O homem elegante pedia dinheiro para viajar

Eu esperava o ônibus da Viação Garcia para Curitiba na Rodoviária de Maringá, quando um homem apareceu na minha frente e perguntou: “O senhor não gostaria de inteirar o dinheiro de minha passagem, por favor?”. A voz era baixa, fala quase mansa, expressão de homem educado. Naturalmente eu já ouvi este pedido muitas vezes, de mulheres com crianças no colo, de homens com expressões de desespero, algumas profissionais, outras verdadeiras. Claro que no meio tem gente que dramatiza para pegar um troco e claro que tem muitos casos reais. O diacho é que a gente nunca sabe quando o pedido é justo ou não passa de ardil. Como ninguém vai comprar a passagem para o sujeito, porque é normalmente cara, não fica sabendo.

No caso do sujeito à minha frente ele parecia não estar mentindo. Ele queria dinheiro. No entanto havia algo surpreendente. Quase surrealista. Ele estava com três malas, uma maior, uma de tamanho médio e outra pequena. Cada uma mais bonita que outra. Olhei para os pés do sujeito e ele usava sapatos de couro de jacaré brilhando de novos e mais chique que os de George Clooney. E aqueles sapatos não tinham tipo de armação de chinês, pareciam verdadeiros. Sapatos finos. A calça era fina. O paletó marrom, com gravata escura e camisa azul claro bonita. E para coroar, um capote de pele. Eu fiquei tão perplexo com a elegância do sujeito que fiquei sem palavras para dizer que não tinha dinheiro para inteirar a passagem dele.

Depois que ele foi embora eu caí em mim e desconfiei porque nem abri a boca. Eu não sabia para onde ele ia. E não sabia quanto precisava. Com toda aquela elegância eu não poderia correr o risco de dar alguns trocados, tipo dois ou três reais. Este dinheiro se dá para um mendigo, não para um homem elegante. Afinal de contas, era grana tão curta que mal dava para pagar o engraxate para lustrar seus sapatos.
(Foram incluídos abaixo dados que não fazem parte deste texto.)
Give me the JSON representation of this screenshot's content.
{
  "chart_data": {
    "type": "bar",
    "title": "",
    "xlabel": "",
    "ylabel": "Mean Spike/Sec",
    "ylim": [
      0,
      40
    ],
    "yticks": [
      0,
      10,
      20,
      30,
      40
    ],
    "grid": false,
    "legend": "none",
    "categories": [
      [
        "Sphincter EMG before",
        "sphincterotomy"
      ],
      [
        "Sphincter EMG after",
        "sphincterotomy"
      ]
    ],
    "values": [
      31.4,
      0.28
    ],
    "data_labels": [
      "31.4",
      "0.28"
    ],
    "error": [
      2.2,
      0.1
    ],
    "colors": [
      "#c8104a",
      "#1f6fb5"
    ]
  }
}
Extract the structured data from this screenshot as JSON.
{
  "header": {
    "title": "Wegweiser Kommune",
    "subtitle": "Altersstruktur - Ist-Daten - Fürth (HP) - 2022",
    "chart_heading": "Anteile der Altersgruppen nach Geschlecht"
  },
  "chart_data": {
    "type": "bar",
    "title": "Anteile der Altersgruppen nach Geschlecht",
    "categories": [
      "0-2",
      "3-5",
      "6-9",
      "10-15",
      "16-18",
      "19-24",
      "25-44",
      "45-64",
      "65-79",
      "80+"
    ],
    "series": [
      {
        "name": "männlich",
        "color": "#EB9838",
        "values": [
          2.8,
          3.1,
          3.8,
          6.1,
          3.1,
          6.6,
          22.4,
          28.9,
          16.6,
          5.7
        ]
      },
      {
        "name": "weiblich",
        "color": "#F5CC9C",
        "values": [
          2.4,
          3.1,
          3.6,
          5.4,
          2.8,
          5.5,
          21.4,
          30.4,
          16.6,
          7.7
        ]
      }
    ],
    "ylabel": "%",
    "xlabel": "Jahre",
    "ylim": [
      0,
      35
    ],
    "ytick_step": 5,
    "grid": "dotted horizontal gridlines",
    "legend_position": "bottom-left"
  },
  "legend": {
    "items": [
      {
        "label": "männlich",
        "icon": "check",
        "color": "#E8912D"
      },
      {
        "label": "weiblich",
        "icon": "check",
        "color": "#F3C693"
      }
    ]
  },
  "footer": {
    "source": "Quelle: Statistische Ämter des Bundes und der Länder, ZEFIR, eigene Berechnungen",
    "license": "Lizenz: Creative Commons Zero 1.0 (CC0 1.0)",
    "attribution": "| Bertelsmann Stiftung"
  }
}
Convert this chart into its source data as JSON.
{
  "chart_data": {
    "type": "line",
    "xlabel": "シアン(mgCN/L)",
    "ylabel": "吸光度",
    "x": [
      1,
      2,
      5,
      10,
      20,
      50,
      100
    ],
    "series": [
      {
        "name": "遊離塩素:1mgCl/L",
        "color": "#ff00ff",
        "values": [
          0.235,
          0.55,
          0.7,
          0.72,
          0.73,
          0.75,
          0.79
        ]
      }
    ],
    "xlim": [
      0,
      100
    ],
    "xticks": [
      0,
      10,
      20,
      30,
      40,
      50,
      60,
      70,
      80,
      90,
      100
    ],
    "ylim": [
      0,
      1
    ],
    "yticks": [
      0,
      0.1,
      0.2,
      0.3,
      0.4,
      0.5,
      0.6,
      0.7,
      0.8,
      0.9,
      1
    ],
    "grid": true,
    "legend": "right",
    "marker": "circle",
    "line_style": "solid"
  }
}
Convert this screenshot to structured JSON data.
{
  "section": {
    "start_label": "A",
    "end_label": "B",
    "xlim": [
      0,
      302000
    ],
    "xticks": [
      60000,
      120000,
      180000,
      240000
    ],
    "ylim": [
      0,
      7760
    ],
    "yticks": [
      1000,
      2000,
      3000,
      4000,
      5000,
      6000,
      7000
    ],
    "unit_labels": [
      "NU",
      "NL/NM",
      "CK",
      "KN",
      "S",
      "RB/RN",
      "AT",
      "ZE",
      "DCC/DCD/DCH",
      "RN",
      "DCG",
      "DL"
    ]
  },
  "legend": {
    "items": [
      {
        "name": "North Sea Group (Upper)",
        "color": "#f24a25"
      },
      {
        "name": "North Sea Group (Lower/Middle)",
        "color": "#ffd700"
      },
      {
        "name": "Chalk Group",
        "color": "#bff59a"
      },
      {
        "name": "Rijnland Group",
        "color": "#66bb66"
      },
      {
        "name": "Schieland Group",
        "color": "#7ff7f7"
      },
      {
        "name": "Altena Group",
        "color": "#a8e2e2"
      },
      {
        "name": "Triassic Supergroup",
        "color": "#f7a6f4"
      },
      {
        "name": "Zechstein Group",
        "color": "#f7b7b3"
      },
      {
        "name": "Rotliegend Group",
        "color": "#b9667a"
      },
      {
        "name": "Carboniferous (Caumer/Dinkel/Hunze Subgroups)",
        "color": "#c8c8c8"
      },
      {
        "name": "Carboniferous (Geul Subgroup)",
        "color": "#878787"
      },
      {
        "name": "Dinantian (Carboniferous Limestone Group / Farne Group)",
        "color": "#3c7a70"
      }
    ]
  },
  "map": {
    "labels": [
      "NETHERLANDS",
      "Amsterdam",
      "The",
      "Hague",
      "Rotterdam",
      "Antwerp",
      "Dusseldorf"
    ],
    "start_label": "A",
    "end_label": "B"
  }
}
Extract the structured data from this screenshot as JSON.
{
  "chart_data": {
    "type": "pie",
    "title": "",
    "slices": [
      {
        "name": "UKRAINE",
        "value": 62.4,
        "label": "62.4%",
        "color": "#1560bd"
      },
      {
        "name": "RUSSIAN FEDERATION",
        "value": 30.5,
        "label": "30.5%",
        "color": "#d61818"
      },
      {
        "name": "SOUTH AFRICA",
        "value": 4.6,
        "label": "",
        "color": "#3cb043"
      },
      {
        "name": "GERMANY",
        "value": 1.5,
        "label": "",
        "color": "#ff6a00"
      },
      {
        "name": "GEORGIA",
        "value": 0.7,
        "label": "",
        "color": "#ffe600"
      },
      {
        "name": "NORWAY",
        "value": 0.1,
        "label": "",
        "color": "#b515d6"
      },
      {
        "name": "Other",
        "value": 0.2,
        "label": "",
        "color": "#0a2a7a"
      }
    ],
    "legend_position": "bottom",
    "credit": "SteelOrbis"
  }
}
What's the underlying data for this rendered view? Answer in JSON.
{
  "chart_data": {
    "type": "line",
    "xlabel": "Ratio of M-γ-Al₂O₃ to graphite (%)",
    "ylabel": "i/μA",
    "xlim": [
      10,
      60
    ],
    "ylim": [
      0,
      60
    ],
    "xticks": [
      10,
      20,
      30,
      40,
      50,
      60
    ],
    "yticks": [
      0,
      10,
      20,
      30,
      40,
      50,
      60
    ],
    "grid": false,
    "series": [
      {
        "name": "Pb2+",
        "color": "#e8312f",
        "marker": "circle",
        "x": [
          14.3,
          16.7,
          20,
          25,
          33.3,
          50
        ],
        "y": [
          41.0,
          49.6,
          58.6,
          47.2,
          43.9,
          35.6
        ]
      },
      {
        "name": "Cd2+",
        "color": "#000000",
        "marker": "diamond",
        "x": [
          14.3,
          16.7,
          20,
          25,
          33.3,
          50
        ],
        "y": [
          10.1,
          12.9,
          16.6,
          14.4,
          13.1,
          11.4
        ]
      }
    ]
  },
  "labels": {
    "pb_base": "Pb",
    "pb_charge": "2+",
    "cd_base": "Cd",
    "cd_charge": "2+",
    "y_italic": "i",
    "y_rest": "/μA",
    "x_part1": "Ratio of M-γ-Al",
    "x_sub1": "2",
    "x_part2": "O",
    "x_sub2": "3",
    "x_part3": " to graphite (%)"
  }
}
E aqui eu faço um pit stop. Eu não chamo mais nenhum engraxate de engraxate. Eu fui com o Felipe Rosa na Boca Maldita e disse para o engraxate que ele era engraxate, o sujeito jogou a escova no chão com fúria, me olhou com cara de quem não gostou e disse: “Aí, foi mal, hein tio!”.

Ele já me chamou de tio para me sacanear. Tipo assim: “Escuta aqui, seu Mané, você gosta que eu te chame de tiozinho?”. Nenhum tiozinho gosta de ser chamado de tiozinho. Depois o cara da Boca Maldita me corrigiu e me ensinou a falar o verdadeiro português contemporâneo: “Eu não sou engraxate porra nenhuma, eu sou lustrador de calçados”. Bem, aprendi mais uma. Então, veja bem, se eu levei uma descompostura do lustrador de calçados porque o chamei de engraxate, imagine você leitor o que me diria aquele elegante homem, cuja idade eu estimei entre 25 e 35 anos, se eu lhe desse uma quantia em dinheiro que ele julgasse não estar à altura de sua elegância. Hoje em dia está complicado até para praticar a caridade.

Como eu disse que não tinha, ele foi em frente, altivo, como o príncipe de Mônaco e eu continuei observando-o como fosse caipira de Pirapora. Claro, eu sei que um sujeito elegante pode de repente ficar sem grana e deve ser muito pior para ele com toda aquela elegância ter que pedir dinheiro para inteirar uma passagem. O maltrapilho não convence ninguém que vai a algum lugar. O elegante convence. Para o maltrapilho o sujeito dá dois ou três reais e fica com consciência leve, pensando cheio de cinismo: “Fiz uma boa ação hoje”. Com o elegante isto não funciona. A grande verdade é que eu não cheguei à conclusão nenhuma. Eu fui embora sem saber se o homem elegante conseguiu completar a passagem e fiquei com vergonha de não poder tê-lo ajudado. De nem ter tentado. Eu acho até que me sentiria meio orgulhoso de ajudar um sujeito elegante a chegar a seu destino. Quando cheguei aqui na Redação e contei o caso para J. Bressan, ele, com toda sua sabedoria rústica, riu e disse que eu era otário. Que aquilo era golpe. “Ele foi num brechó, enfeitou-se todo e estava dando um golpe nos incautos, como você”, disse. Eu não pensei nesta hipótese. E ela não me convenceu.